In R, is the %OSn time format only valid for formatting, but not parsing?

1.5k views Asked by At

Consider this R code, which uses a defined time format string (the timeFormat variable below) to format and parse dates:


time = as.POSIXct(1433867059, origin = "1970-01-01")
print(time)
print( as.numeric(time) )

timeFormat = "%Y-%m-%d %H:%M:%OS3"
tz = "EST"

timestamp = format(time, format = timeFormat, tz = tz)
print(timestamp)

timeParsed = as.POSIXct(timestamp, format = timeFormat, tz = tz)
print(timeParsed)
print( as.numeric(timeParsed) )

If I paste that into Rgui on my Windows box, which is running the latest (3.2.0) stable release, I get this:


> time = as.POSIXct(1433867059, origin = "1970-01-01")
> print(time)
[1] "2015-06-09 12:24:19 EDT"
> print( as.numeric(time) )
[1] 1433867059
> 
> timeFormat = "%Y-%m-%d %H:%M:%OS3"
> tz = "EST"
> 
> timestamp = format(time, format = timeFormat, tz = tz)
> print(timestamp)
[1] "2015-06-09 11:24:19.000"
> 
> timeParsed = as.POSIXct(timestamp, format = timeFormat, tz = tz)
> print(timeParsed)
[1] NA
> print( as.numeric(timeParsed) )
[1] NA

Notice how the time format, which ends with %OS3, produces the correct time stamp (a 3 digit millisecond resolution).
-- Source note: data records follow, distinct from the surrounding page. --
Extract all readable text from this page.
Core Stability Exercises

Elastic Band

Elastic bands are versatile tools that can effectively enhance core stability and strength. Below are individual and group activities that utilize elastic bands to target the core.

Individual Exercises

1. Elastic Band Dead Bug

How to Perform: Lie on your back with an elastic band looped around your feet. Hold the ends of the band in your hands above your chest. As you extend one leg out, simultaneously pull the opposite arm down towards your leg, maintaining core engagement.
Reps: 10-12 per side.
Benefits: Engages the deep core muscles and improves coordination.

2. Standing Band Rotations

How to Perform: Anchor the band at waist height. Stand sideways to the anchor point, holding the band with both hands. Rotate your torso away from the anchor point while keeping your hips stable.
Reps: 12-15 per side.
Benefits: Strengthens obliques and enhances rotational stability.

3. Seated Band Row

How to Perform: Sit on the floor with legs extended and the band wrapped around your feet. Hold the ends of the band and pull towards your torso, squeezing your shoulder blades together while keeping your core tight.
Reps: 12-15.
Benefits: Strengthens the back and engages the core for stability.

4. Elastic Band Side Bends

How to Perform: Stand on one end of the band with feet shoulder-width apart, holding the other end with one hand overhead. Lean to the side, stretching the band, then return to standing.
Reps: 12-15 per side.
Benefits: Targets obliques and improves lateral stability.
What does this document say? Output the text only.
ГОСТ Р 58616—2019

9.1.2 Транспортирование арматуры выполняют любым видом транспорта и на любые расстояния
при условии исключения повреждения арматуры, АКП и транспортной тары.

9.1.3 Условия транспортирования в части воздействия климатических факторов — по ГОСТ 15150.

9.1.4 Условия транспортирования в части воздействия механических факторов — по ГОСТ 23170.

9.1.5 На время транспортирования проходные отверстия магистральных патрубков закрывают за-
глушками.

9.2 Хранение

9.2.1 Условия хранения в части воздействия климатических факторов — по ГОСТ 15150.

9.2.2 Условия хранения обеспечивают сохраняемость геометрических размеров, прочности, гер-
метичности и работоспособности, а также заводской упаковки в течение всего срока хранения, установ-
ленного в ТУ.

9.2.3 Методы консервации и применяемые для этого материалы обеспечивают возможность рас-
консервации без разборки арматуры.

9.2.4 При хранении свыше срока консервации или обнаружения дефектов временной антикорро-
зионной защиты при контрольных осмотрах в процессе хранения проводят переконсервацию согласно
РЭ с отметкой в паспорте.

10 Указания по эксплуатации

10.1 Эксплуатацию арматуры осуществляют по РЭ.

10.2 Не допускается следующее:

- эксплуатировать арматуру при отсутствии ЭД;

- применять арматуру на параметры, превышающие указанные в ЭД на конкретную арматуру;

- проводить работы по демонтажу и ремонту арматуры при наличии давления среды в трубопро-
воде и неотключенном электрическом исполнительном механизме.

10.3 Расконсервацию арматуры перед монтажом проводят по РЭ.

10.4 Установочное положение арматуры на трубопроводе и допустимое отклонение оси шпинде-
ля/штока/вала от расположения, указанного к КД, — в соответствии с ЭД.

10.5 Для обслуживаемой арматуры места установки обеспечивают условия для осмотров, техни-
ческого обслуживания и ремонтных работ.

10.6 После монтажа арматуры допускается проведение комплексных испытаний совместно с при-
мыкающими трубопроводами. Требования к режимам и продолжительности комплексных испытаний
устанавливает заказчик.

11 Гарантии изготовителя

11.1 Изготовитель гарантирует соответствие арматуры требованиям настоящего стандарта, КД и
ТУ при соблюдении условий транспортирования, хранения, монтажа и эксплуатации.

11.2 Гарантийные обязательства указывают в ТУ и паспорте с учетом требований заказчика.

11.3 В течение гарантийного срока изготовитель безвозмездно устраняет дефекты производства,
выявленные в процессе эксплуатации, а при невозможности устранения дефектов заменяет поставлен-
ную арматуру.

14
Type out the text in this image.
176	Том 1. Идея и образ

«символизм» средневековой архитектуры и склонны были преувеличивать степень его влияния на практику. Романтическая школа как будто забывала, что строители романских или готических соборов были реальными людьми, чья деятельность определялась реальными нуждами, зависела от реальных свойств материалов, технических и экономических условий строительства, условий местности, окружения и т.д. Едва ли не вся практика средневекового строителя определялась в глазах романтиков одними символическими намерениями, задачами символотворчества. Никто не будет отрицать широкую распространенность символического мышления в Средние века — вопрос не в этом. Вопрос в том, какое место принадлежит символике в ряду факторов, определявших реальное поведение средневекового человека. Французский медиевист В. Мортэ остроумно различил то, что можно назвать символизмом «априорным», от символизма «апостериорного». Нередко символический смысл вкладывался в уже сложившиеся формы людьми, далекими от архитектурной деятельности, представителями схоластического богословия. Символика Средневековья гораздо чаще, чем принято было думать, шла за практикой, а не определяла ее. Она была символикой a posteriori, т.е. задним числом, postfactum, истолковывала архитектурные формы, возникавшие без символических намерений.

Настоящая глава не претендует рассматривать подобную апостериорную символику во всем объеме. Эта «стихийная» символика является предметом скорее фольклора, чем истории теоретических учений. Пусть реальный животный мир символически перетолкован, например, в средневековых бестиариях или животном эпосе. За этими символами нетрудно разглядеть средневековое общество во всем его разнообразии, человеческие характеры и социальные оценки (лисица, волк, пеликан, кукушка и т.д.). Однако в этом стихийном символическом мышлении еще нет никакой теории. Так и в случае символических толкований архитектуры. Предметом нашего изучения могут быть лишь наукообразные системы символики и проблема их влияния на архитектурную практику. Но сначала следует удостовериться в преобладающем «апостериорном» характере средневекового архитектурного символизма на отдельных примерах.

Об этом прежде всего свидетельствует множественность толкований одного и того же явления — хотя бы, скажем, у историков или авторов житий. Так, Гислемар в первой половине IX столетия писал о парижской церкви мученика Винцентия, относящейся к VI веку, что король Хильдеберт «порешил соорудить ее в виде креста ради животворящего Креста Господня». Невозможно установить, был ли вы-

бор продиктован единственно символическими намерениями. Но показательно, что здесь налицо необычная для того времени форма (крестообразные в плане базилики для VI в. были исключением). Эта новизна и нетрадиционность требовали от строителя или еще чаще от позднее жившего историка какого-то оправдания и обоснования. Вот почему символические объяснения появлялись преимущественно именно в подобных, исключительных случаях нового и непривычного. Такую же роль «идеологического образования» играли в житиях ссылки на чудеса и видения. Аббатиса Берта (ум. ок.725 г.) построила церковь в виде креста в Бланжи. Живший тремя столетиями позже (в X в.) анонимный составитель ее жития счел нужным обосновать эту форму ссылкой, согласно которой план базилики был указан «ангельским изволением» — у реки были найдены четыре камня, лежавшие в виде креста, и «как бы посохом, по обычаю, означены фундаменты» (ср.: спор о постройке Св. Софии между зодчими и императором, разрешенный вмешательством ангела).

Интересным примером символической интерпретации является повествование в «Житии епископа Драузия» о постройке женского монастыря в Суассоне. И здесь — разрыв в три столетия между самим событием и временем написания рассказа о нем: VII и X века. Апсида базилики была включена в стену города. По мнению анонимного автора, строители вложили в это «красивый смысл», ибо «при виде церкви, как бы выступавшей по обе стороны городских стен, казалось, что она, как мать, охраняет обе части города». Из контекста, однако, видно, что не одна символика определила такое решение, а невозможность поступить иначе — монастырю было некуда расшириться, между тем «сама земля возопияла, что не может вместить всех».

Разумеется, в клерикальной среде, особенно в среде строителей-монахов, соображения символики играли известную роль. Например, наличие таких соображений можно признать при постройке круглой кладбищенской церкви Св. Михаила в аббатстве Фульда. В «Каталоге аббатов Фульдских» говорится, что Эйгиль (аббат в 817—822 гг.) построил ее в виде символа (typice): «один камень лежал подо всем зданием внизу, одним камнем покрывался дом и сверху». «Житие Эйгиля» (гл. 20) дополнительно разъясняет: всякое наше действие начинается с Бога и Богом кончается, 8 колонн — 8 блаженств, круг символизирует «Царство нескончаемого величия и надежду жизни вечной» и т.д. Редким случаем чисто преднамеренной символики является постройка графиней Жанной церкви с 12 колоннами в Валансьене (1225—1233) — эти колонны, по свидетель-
However, that same time format cannot parse that time stamp back into the original POSIXct value; it barfs and parses NA.

Anyone know what is going on?

A web search found this stackoverflow link, where one of the commenters, Waldir Leoncio, in the first answer, appears to describe the same parsing bug with %OS3 that I do:

"use, for example, strptime(y, "%d.%m.%Y %H:%M:%OS3"), but it doesn't work for me. Henrik noted that the function's help page, ?strptime states that the %OS3 bit is OS-dependent. I'm using an updated Ubuntu 13.04 and using %OS3 yields NA."

The help page mentioned in the quote above likely is this link, which is unfortunately terse, merely saying

"Specific to R is %OSn, which for output gives the seconds truncated to 0 <= n <= 6 decimal places (and if %OS is not followed by a digit, it uses the setting of getOption("digits.secs"), or if that is unset, n = 3). Further, for strptime %OS will input seconds including fractional seconds. Note that %S ignores (and not rounds) fractional parts on output."

That final senetence about strptime (i.e. parsing) is subtle: it says "for strptime %OS". Note the absence of an 'n': it says %OS instead of %OSn.

Does that mean that %OSn can NOT be used for parsing, only for formatting?

That is what I have empirically found, but is it expected behavior or a bug?

Very annoying if expected behavior, since that means that I need different time formats for formatting and parsing. Have never seen that before in any other language's date API...

(Aside: I am aware that there is another issue, even if you just want to format, with %OSn: R truncates fractional parts instead of rounds. For those not aware of this bad behavior, its hazards are discussed here, here, and here.)

1

There are 1 answers

1
Joshua Ulrich On BEST ANSWER

This is expected behavior, not a bug. "%OSn" is for output. "%OS" is for input, and includes fractional seconds, as it says in your second blockquote:

Further, for strptime %OS will input seconds including fractional seconds.

options(digits.secs=6)
as.POSIXct("2015-06-09 11:24:19.002", "America/New_York", "%Y-%m-%d %H:%M:%OS")
# [1] "2015-06-09 11:24:19.002 EDT"

Also note that "EST" is an ambiguous timezone, and probably not what you expect. See the Time zone names section of ?timezone.